Non, le public le plébiscite toujours

Aux yeux des gamins du monde entier, pourtant, Johnny Depp reste une référence. La poule aux œufs d'or de Pirates des caraïbes s'est abonnée aux films Disney, pour son plus grand plaisir : l'acteur doit jouer dans le film d'espionnage Mortdecai, la comédie musicale Into The Woods, dans Pirates des Caraïbes 5 et Alice au pays des merveilles 2, toutes produites par ce studio.

Johnny Depp a par ailleurs reçu un Kid's Choice Award pour Dark Shadows, en mars ; ses sept plus gros succès au box-office ont tous moins de dix ans et l'Américain fait toujours partie des acteurs les mieux payés d'Hollywood. Au rayon anecdotes, des fans se font encore tatouer son visage sur le corps et un fossile marin vieux de 500 millions d'années porte désormais son nom. Bref, l'échec annoncé de Lone Ranger pourrait n'être qu'un petit grain de sable dans une machine de mieux en mieux rodée.

Une femme se fait tatouer un portrait de Johnny Depp sur la cuisse lors d'un salon à Sydney (Australie), le 8 mars 2013. (DANIEL MUNOZ / REUTERS)

Non, il garde plusieurs cordes à son arc

N'oublions pas non plus que Johnny Depp diversifie ses activités depuis quelques années.

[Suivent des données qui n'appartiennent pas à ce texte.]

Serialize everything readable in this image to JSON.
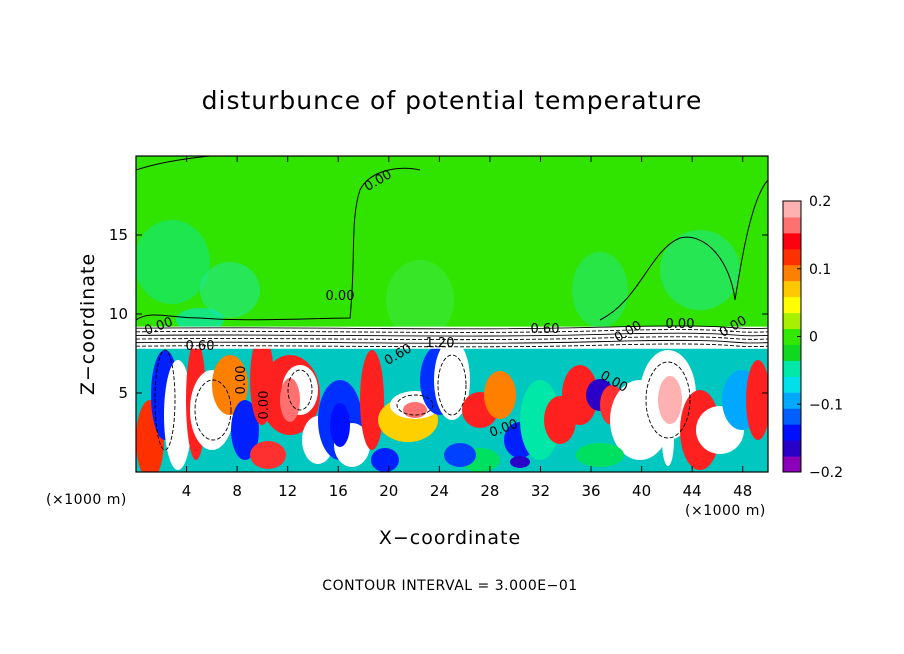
{
  "chart_data": {
    "type": "heatmap",
    "title": "disturbunce of potential temperature",
    "xlabel": "X−coordinate",
    "ylabel": "Z−coordinate",
    "x_unit_left": "(×1000 m)",
    "x_unit_right": "(×1000 m)",
    "note": "CONTOUR INTERVAL = 3.000E−01",
    "xlim": [
      0,
      50
    ],
    "ylim": [
      0,
      20
    ],
    "x_ticks": [
      4,
      8,
      12,
      16,
      20,
      24,
      28,
      32,
      36,
      40,
      44,
      48
    ],
    "y_ticks": [
      5,
      10,
      15
    ],
    "colorbar": {
      "range": [
        -0.2,
        0.2
      ],
      "tick_labels": [
        "0.2",
        "0.1",
        "0",
        "−0.1",
        "−0.2"
      ],
      "tick_values": [
        0.2,
        0.1,
        0,
        -0.1,
        -0.2
      ],
      "colors": [
        "#8a00b8",
        "#2a00c8",
        "#0010ff",
        "#0060ff",
        "#00a8ff",
        "#00e0e8",
        "#00e8a8",
        "#10d820",
        "#30e800",
        "#a8f000",
        "#ffff00",
        "#ffc800",
        "#ff8000",
        "#ff3000",
        "#ff0010",
        "#ff7070",
        "#ffb0b0"
      ]
    },
    "contour_labels": [
      "0.00",
      "0.60",
      "1.20",
      "0.60",
      "0.00",
      "0.00",
      "0.60",
      "0.00",
      "0.00",
      "0.00",
      "0.00",
      "0.00",
      "0.00",
      "0.00"
    ],
    "contour_interval": 0.3
  }
}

Le flic jeunot de 21 Jump Street peut se vanter d'avoir coproduit Hugo Cabret, de Martin Scorsese, et de fignoler actuellement un documentaire sur son acolyte Keith Richards, le guitariste des Rolling Stones.

En dehors des plateaux, Johnny Depp s'implique dans la préservation de la culture des Indiens d'Amérique, proposant par exemple de racheter le site de Wounded Knee, lieu de massacre de centaines de Sioux en 1890. Lone Ranger entre dans cette droite ligne, puisque le film lui "offre l’opportunité de corriger la façon odieuse dont les Indiens ont été représentés au cinéma", selon les propos de l'acteur à Première. Un thème qui lui tient à cœur depuis qu'il est tout petit, et qui, paradoxalement, risque de constituer son plus gros échec commercial depuis de nombreuses années.